The guidance goes over the principles of GMMPs and explains standardized procedures for requesting, preparing, scheduling, conducting and documenting meetings. It was updated in accordance with the Prescription Drug User Fee Act (PDUFA) Reauthorization Performance Goals and Procedures FY 2013 through 2017, and revises the 2009-issued Formal Meetings Between the FDA and Sponsors or Applicants. Among noteworthy amendments were the addition of a written response meeting format for pre-IND applications and Type C meetings, the addition of a meeting package in Type A meeting requests, and the designation as a Type B meeting about risk evaluation and mitigation strategies or post-marketing requirements occurring beyond the context of the review of a marketing application, among others.

Specifically, the document lays out the FDA’s expectations regarding meeting requests, including how they should be submitted and what information should be included, and goes over its process for evaluating requests, including what happens when a meeting is denied or granted. Requesters are advised to include 13 pieces of information when requesting a meeting, including its purpose and objective, a proposed agenda and list of questions, and the meeting type – even though the CBER or the CDER will ultimately determine this. Companies requesting type A meetings can expect a response within 14 days of receipt, while those requesting types B and C meetings will receive a response within 21 days.

Examples of circumstances under which companies should reschedule or cancel are also provided. The FDA recommends that companies reschedule when the submission of a meeting package is delayed or a critical attendee can no longer attend at the scheduled time, and cancel when the package isn’t received in the specified time frame or it’s totally inadequate.

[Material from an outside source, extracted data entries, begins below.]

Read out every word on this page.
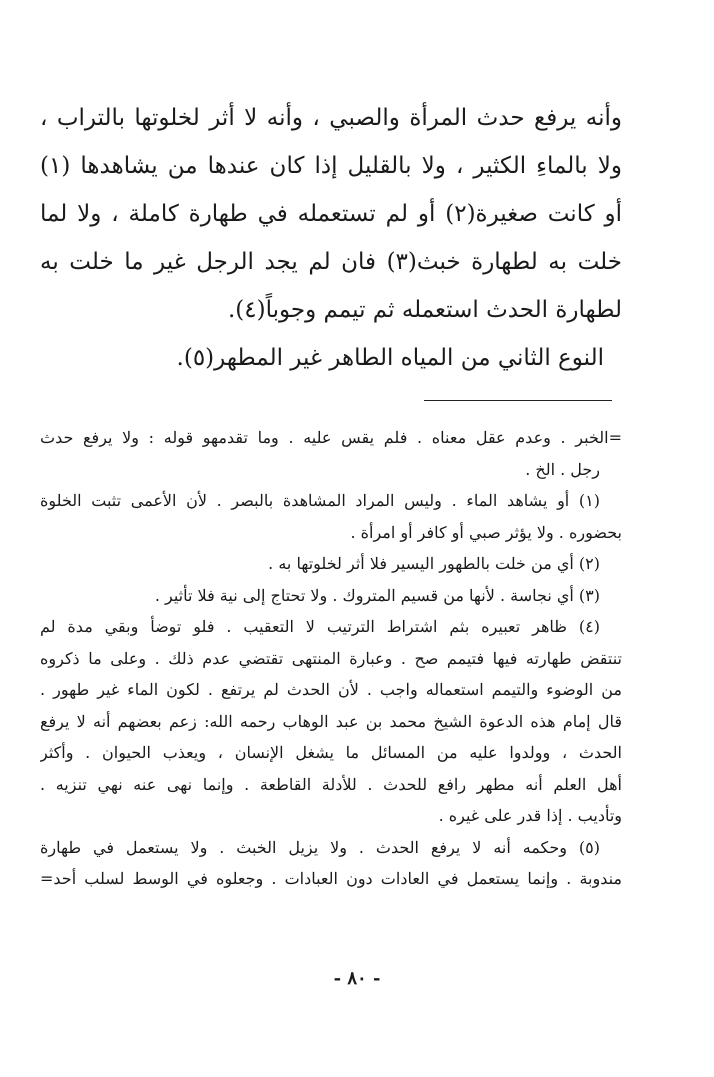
وأنه يرفع حدث المرأة والصبي ، وأنه لا أثر لخلوتها بالتراب ،
ولا بالماءِ الكثير ، ولا بالقليل إذا كان عندها من يشاهدها (١)
أو كانت صغيرة(٢) أو لم تستعمله في طهارة كاملة ، ولا لما
خلت به لطهارة خبث(٣) فان لم يجد الرجل غير ما خلت به
لطهارة الحدث استعمله ثم تيمم وجوباً(٤).
النوع الثاني من المياه الطاهر غير المطهر(٥).
=الخبر . وعدم عقل معناه . فلم يقس عليه . وما تقدمهو قوله : ولا يرفع حدث
رجل . الخ .
(١) أو يشاهد الماء . وليس المراد المشاهدة بالبصر . لأن الأعمى تثبت الخلوة
بحضوره . ولا يؤثر صبي أو كافر أو امرأة .
(٢) أي من خلت بالطهور اليسير فلا أثر لخلوتها به .
(٣) أي نجاسة . لأنها من قسيم المتروك . ولا تحتاج إلى نية فلا تأثير .
(٤) ظاهر تعبيره بثم اشتراط الترتيب لا التعقيب . فلو توضأ وبقي مدة لم
تنتقض طهارته فيها فتيمم صح . وعبارة المنتهى تقتضي عدم ذلك . وعلى ما ذكروه
من الوضوء والتيمم استعماله واجب . لأن الحدث لم يرتفع . لكون الماء غير طهور .
قال إمام هذه الدعوة الشيخ محمد بن عبد الوهاب رحمه الله: زعم بعضهم أنه لا يرفع
الحدث ، وولدوا عليه من المسائل ما يشغل الإنسان ، ويعذب الحيوان . وأكثر
أهل العلم أنه مطهر رافع للحدث . للأدلة القاطعة . وإنما نهى عنه نهي تنزيه .
وتأديب . إذا قدر على غيره .
(٥) وحكمه أنه لا يرفع الحدث . ولا يزيل الخبث . ولا يستعمل في طهارة
مندوبة . وإنما يستعمل في العادات دون العبادات . وجعلوه في الوسط لسلب أحد=
- ٨٠ -
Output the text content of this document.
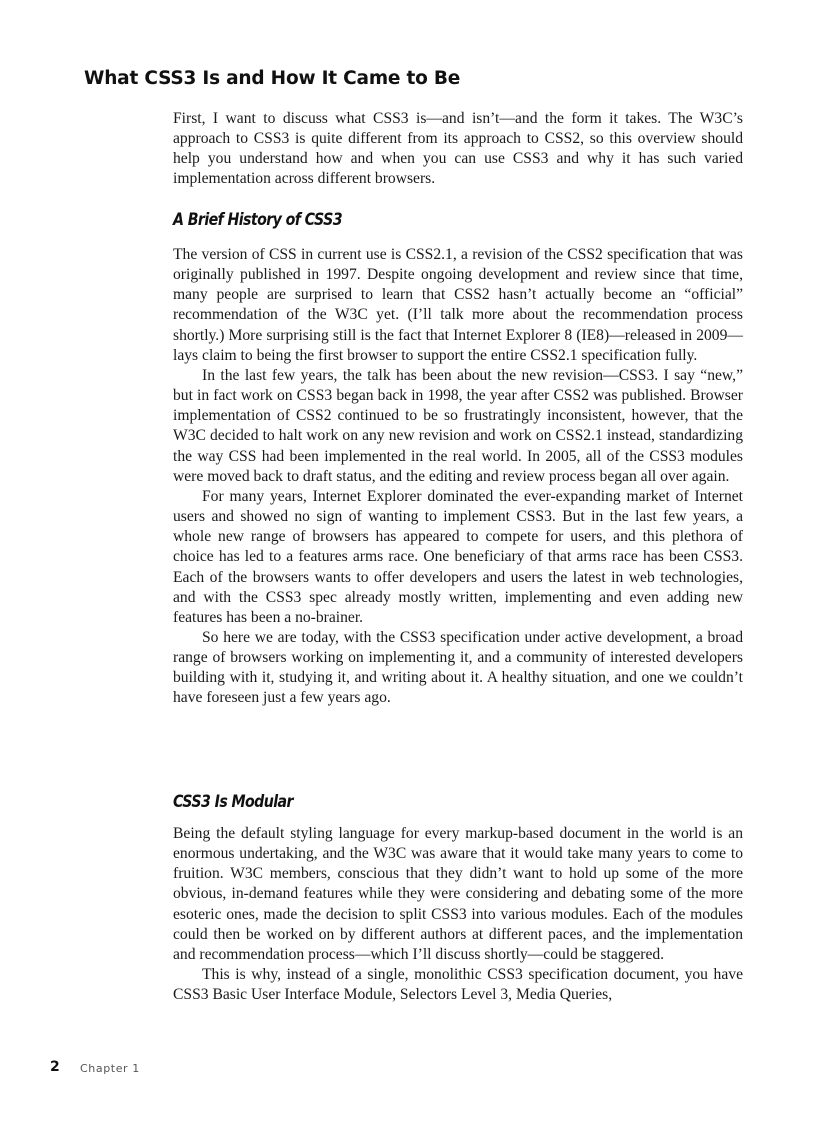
What CSS3 Is and How It Came to Be

First, I want to discuss what CSS3 is—and isn’t—and the form it takes. The W3C’s approach to CSS3 is quite different from its approach to CSS2, so this overview should help you understand how and when you can use CSS3 and why it has such varied implementation across different browsers.

A Brief History of CSS3

The version of CSS in current use is CSS2.1, a revision of the CSS2 specification that was originally published in 1997. Despite ongoing development and review since that time, many people are surprised to learn that CSS2 hasn’t actually become an “official” recommendation of the W3C yet. (I’ll talk more about the recommendation process shortly.) More surprising still is the fact that Internet Explorer 8 (IE8)—released in 2009—lays claim to being the first browser to support the entire CSS2.1 specification fully.

In the last few years, the talk has been about the new revision—CSS3. I say “new,” but in fact work on CSS3 began back in 1998, the year after CSS2 was published. Browser implementation of CSS2 continued to be so frustratingly inconsistent, however, that the W3C decided to halt work on any new revision and work on CSS2.1 instead, standardizing the way CSS had been implemented in the real world. In 2005, all of the CSS3 modules were moved back to draft status, and the editing and review process began all over again.

For many years, Internet Explorer dominated the ever-expanding market of Internet users and showed no sign of wanting to implement CSS3. But in the last few years, a whole new range of browsers has appeared to compete for users, and this plethora of choice has led to a features arms race. One beneficiary of that arms race has been CSS3. Each of the browsers wants to offer developers and users the latest in web technologies, and with the CSS3 spec already mostly written, implementing and even adding new features has been a no-brainer.

So here we are today, with the CSS3 specification under active development, a broad range of browsers working on implementing it, and a community of interested developers building with it, studying it, and writing about it. A healthy situation, and one we couldn’t have foreseen just a few years ago.

CSS3 Is Modular

Being the default styling language for every markup-based document in the world is an enormous undertaking, and the W3C was aware that it would take many years to come to fruition. W3C members, conscious that they didn’t want to hold up some of the more obvious, in-demand features while they were considering and debating some of the more esoteric ones, made the decision to split CSS3 into various modules. Each of the modules could then be worked on by different authors at different paces, and the implementation and recommendation process—which I’ll discuss shortly—could be staggered.

This is why, instead of a single, monolithic CSS3 specification document, you have CSS3 Basic User Interface Module, Selectors Level 3, Media Queries,

2 Chapter 1
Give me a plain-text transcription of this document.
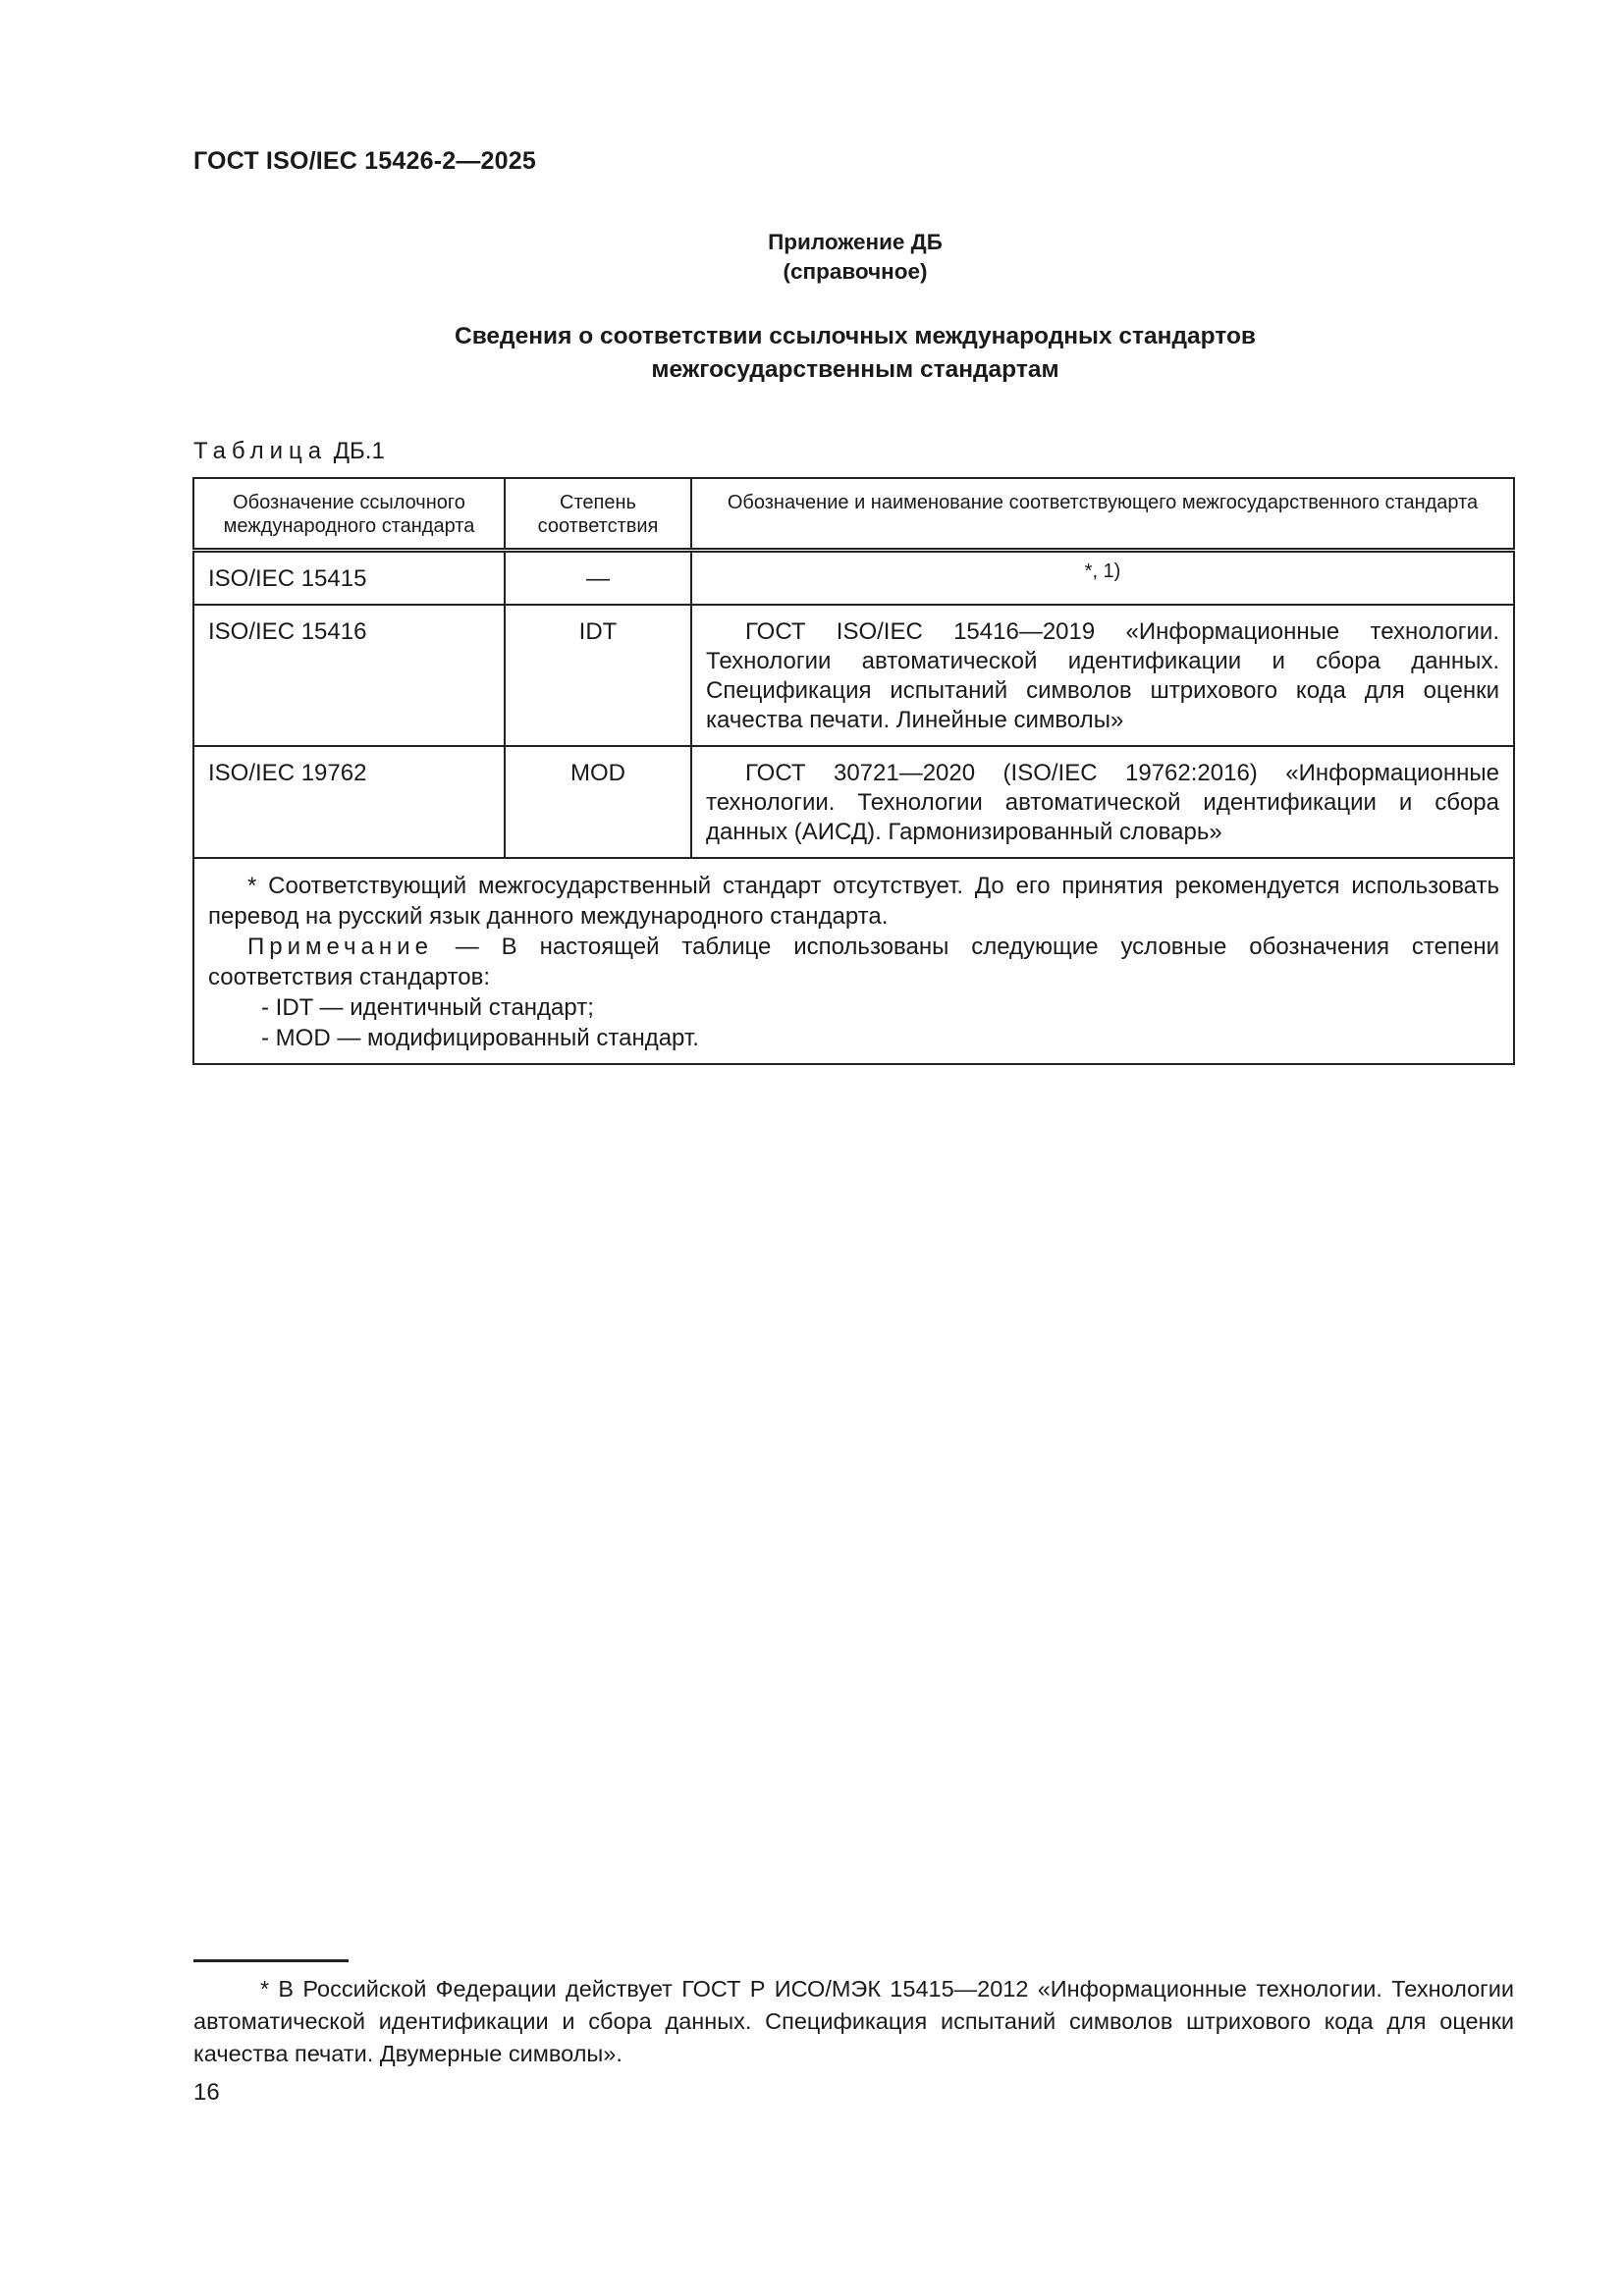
ГОСТ ISO/IEC 15426-2—2025
Приложение ДБ
(справочное)
Сведения о соответствии ссылочных международных стандартов
межгосударственным стандартам
Таблица ДБ.1
Обозначение ссылочного международного стандарта	Степень соответствия	Обозначение и наименование соответствующего межгосударственного стандарта
ISO/IEC 15415	—	*, 1)
ISO/IEC 15416	IDT	ГОСТ ISO/IEC 15416—2019 «Информационные технологии. Технологии автоматической идентификации и сбора данных. Спецификация испытаний символов штрихового кода для оценки качества печати. Линейные символы»
ISO/IEC 19762	MOD	ГОСТ 30721—2020 (ISO/IEC 19762:2016) «Информационные технологии. Технологии автоматической идентификации и сбора данных (АИСД). Гармонизированный словарь»

* Соответствующий межгосударственный стандарт отсутствует. До его принятия рекомендуется использовать перевод на русский язык данного международного стандарта.

Примечание — В настоящей таблице использованы следующие условные обозначения степени соответствия стандартов:

- IDT — идентичный стандарт;

- MOD — модифицированный стандарт.		

* В Российской Федерации действует ГОСТ Р ИСО/МЭК 15415—2012 «Информационные технологии. Технологии автоматической идентификации и сбора данных. Спецификация испытаний символов штрихового кода для оценки качества печати. Двумерные символы».
16
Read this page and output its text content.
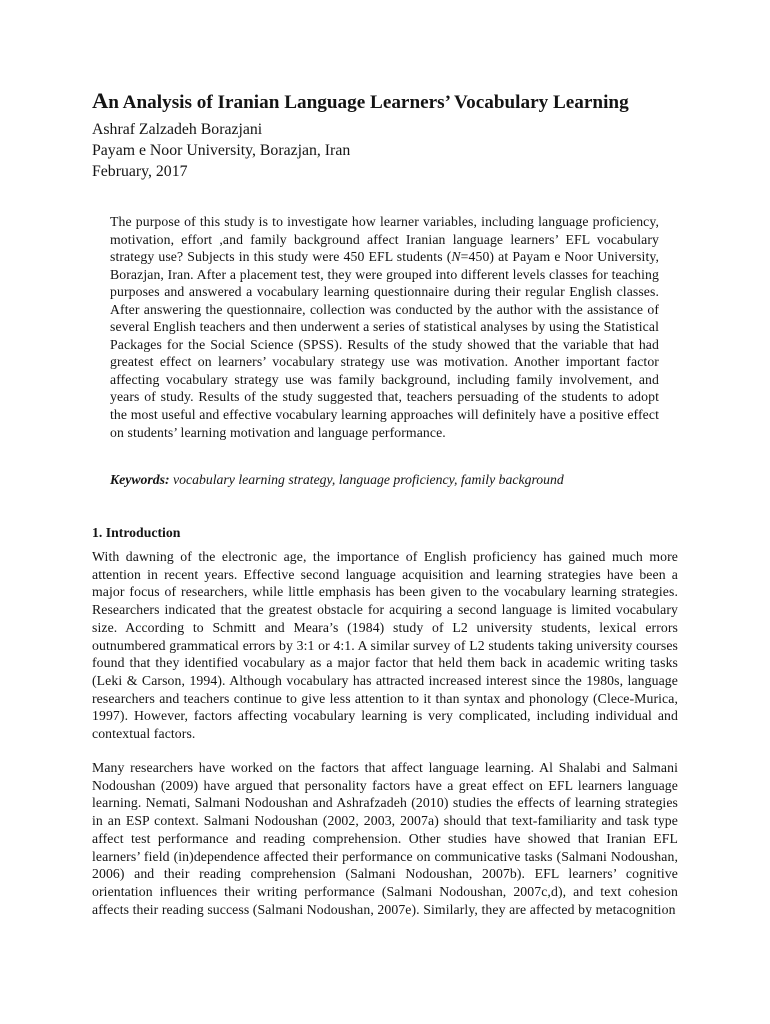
An Analysis of Iranian Language Learners’ Vocabulary Learning
Ashraf Zalzadeh Borazjani
Payam e Noor University, Borazjan, Iran
February, 2017
The purpose of this study is to investigate how learner variables, including language proficiency, motivation, effort ,and family background affect Iranian language learners’ EFL vocabulary strategy use? Subjects in this study were 450 EFL students (N=450) at Payam e Noor University, Borazjan, Iran. After a placement test, they were grouped into different levels classes for teaching purposes and answered a vocabulary learning questionnaire during their regular English classes. After answering the questionnaire, collection was conducted by the author with the assistance of several English teachers and then underwent a series of statistical analyses by using the Statistical Packages for the Social Science (SPSS). Results of the study showed that the variable that had greatest effect on learners’ vocabulary strategy use was motivation. Another important factor affecting vocabulary strategy use was family background, including family involvement, and years of study. Results of the study suggested that, teachers persuading of the students to adopt the most useful and effective vocabulary learning approaches will definitely have a positive effect on students’ learning motivation and language performance.
Keywords: vocabulary learning strategy, language proficiency, family background
1. Introduction
With dawning of the electronic age, the importance of English proficiency has gained much more attention in recent years. Effective second language acquisition and learning strategies have been a major focus of researchers, while little emphasis has been given to the vocabulary learning strategies. Researchers indicated that the greatest obstacle for acquiring a second language is limited vocabulary size. According to Schmitt and Meara’s (1984) study of L2 university students, lexical errors outnumbered grammatical errors by 3:1 or 4:1. A similar survey of L2 students taking university courses found that they identified vocabulary as a major factor that held them back in academic writing tasks (Leki & Carson, 1994). Although vocabulary has attracted increased interest since the 1980s, language researchers and teachers continue to give less attention to it than syntax and phonology (Clece-Murica, 1997). However, factors affecting vocabulary learning is very complicated, including individual and contextual factors.
Many researchers have worked on the factors that affect language learning. Al Shalabi and Salmani Nodoushan (2009) have argued that personality factors have a great effect on EFL learners language learning. Nemati, Salmani Nodoushan and Ashrafzadeh (2010) studies the effects of learning strategies in an ESP context. Salmani Nodoushan (2002, 2003, 2007a) should that text-familiarity and task type affect test performance and reading comprehension. Other studies have showed that Iranian EFL learners’ field (in)dependence affected their performance on communicative tasks (Salmani Nodoushan, 2006) and their reading comprehension (Salmani Nodoushan, 2007b). EFL learners’ cognitive orientation influences their writing performance (Salmani Nodoushan, 2007c,d), and text cohesion affects their reading success (Salmani Nodoushan, 2007e). Similarly, they are affected by metacognition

The document also provides guidance on meeting packages, including the timing of submissions per meeting type, and where and how many copies should be sent. The FDA lists 11 key pieces of information that the meeting package should contain, and advises companies to organize the package in accordance with the proposed agenda. The guidance advises companies to include summary information about the product as well as the results of relevant studies and trials, specifying that the description of a result as “significant” is inadequate. The document also notes that the whole package content must support the meeting’s objective, and finishes by covering pre-meetings and communications, meeting conduct and documentation, and resolution of disputes regarding meeting minutes.